Users can currently do a "fly-over" of ancient Rome as well as stop and explore two sites, the Roman forum and the Basilica of Maxentius and Constantine, designed with input from a team of archaeologists. "We chose AD 320 because we have the most information for that period so we can be as accurate as possible, and after that the empire's capital moved to Constantinople," said 69-year-old Frischer.
"At the moment you can travel in a virtual hot air balloon over the ancient city, and teleport between different parts of historic sites to see them as they were and learn more about them. Users are able to switch between views of the monuments as they are now the ruined remains and as they were then. The project is named after the words of 15th century papal secretary Flavio Biondo, who is the first documented person to have called for a reconstruction of ancient Rome.

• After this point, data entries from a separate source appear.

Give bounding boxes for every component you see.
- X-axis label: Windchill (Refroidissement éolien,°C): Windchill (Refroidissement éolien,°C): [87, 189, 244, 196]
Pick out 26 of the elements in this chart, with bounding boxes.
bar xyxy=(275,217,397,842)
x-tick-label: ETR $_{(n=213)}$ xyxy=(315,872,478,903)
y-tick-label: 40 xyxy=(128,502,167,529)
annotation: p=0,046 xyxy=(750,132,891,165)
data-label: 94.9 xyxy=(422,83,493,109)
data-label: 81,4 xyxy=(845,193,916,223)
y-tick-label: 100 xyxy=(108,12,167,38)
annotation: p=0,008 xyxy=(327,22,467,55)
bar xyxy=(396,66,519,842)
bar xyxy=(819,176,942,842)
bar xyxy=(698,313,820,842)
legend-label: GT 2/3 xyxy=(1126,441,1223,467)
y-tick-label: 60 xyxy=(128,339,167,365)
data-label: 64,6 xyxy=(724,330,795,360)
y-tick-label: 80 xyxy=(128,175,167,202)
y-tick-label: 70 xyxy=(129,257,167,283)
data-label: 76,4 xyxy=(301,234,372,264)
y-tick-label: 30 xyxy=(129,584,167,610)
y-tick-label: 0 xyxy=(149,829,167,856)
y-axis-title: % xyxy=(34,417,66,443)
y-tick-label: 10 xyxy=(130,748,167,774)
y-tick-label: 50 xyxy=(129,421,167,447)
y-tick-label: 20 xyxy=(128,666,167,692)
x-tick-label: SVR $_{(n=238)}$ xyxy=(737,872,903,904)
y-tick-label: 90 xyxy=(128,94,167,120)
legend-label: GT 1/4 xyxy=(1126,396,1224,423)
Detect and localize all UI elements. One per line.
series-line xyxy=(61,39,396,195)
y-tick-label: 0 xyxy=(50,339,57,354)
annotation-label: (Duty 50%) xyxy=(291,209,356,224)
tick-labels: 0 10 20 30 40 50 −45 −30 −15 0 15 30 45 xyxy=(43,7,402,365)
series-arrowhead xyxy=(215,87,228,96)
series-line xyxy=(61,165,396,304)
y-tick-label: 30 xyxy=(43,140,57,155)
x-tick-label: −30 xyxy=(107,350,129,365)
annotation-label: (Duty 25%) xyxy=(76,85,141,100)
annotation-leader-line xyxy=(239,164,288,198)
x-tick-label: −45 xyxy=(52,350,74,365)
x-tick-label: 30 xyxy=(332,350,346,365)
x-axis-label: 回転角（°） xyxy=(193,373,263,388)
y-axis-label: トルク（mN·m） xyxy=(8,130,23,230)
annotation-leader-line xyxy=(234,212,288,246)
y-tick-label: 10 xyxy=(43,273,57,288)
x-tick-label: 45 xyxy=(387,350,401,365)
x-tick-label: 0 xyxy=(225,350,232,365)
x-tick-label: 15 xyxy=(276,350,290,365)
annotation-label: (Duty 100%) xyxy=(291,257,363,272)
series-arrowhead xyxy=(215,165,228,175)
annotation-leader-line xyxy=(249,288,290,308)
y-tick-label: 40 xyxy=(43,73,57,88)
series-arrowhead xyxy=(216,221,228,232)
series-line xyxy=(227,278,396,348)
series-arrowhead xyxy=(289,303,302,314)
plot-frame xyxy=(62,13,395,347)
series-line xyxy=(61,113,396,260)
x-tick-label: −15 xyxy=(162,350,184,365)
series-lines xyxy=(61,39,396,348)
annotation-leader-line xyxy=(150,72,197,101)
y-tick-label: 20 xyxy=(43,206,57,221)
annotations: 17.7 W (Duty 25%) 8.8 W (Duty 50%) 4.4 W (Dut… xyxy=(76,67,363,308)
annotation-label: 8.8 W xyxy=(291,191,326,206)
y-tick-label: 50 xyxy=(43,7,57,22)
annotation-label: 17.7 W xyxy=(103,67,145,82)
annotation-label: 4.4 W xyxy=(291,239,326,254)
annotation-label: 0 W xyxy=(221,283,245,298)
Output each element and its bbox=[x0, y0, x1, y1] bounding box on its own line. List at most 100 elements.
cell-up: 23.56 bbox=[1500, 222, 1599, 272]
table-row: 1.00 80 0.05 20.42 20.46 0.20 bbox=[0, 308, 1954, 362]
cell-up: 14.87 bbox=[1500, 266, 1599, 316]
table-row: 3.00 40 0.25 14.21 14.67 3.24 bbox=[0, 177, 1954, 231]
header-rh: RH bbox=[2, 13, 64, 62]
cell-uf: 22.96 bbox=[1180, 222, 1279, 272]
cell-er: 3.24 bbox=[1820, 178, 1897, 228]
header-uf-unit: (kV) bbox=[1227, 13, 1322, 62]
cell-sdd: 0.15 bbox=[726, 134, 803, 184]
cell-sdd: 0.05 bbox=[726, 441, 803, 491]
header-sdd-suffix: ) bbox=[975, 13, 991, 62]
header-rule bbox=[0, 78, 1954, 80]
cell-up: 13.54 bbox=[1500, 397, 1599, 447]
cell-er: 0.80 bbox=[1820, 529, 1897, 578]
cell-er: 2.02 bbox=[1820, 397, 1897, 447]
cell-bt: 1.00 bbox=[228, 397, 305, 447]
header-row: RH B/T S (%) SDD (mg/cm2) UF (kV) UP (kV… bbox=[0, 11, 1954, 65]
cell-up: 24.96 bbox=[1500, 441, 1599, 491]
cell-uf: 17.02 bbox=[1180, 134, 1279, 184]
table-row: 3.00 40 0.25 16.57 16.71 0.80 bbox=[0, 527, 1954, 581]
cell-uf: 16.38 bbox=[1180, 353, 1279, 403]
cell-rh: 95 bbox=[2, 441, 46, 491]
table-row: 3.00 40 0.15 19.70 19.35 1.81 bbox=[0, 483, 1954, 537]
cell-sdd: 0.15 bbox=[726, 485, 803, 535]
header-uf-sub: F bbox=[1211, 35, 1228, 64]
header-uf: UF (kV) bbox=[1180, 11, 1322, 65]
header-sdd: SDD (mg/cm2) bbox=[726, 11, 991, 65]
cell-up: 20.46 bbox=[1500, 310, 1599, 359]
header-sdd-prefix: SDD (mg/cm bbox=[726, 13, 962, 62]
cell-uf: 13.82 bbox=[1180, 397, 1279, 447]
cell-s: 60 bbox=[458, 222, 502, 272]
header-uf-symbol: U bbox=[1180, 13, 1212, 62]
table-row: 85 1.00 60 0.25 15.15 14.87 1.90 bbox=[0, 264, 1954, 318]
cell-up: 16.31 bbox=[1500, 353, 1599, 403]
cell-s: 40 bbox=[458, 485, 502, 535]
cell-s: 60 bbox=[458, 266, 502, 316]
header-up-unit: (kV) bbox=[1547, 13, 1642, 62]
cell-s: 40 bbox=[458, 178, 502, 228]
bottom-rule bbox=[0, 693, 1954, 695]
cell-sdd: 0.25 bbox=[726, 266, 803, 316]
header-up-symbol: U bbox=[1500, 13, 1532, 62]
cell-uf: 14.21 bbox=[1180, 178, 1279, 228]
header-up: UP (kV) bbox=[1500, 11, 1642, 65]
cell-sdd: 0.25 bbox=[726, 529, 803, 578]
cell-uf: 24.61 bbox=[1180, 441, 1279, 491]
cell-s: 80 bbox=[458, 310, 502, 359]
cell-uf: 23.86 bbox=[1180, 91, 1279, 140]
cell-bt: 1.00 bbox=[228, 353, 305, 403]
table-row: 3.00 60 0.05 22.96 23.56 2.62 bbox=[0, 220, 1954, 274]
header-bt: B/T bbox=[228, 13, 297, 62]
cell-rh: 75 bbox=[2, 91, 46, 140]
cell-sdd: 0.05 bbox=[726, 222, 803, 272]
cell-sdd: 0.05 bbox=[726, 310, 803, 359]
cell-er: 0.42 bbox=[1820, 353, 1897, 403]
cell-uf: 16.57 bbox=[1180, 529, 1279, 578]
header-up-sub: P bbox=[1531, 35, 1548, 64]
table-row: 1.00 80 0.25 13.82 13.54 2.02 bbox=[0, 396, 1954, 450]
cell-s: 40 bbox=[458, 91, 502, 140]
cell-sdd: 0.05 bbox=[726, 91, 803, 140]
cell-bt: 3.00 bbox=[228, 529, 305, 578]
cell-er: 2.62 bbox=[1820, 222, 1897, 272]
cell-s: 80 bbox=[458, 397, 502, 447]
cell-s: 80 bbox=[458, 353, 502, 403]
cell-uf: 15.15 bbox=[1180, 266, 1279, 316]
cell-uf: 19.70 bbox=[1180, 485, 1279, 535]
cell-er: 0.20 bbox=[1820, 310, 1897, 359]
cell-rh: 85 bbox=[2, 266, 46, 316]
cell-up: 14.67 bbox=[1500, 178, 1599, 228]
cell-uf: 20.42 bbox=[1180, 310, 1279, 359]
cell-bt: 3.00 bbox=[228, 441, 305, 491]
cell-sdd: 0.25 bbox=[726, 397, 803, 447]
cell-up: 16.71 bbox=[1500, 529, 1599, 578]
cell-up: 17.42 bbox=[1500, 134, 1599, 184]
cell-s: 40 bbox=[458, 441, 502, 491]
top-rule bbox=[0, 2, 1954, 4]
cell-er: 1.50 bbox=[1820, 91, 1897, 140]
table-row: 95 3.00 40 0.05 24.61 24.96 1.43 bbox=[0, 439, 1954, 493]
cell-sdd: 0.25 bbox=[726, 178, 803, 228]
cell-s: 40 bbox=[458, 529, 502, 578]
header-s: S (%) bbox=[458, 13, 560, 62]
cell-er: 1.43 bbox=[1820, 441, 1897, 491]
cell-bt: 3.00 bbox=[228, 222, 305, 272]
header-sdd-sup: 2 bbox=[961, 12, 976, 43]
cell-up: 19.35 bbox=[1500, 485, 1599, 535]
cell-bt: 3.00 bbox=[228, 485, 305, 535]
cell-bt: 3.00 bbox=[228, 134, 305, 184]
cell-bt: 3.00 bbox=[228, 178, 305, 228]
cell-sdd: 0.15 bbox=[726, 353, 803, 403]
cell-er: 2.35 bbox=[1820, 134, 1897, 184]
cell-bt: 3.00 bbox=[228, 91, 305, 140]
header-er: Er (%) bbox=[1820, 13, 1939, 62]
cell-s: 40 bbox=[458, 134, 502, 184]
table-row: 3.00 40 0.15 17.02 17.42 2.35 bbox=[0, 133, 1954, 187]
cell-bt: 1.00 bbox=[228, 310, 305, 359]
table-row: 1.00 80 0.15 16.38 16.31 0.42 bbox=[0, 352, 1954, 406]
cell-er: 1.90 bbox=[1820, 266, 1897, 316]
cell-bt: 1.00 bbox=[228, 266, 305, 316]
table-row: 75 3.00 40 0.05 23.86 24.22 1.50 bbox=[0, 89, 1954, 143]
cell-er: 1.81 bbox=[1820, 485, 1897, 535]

Frischer, a classics scholar who teaches a PhD in Virtual Heritage, said users wearing virtual reality goggles would eventually be able to train together as gladiators in the Colosseum or race each other in chariots around the Circus Maximus.
Flyover Zone, the company behind Rome Reborn, plans to reconstruct Athens in the time of Socrates and Jerusalem in the period of Jesus Christ. It is not the only project which allows people to see Rome as it was under various emperors, but those wanting to explore Nero's Domus Aurea palace and the Caracalla thermal baths have to use virtual reality goggles on site.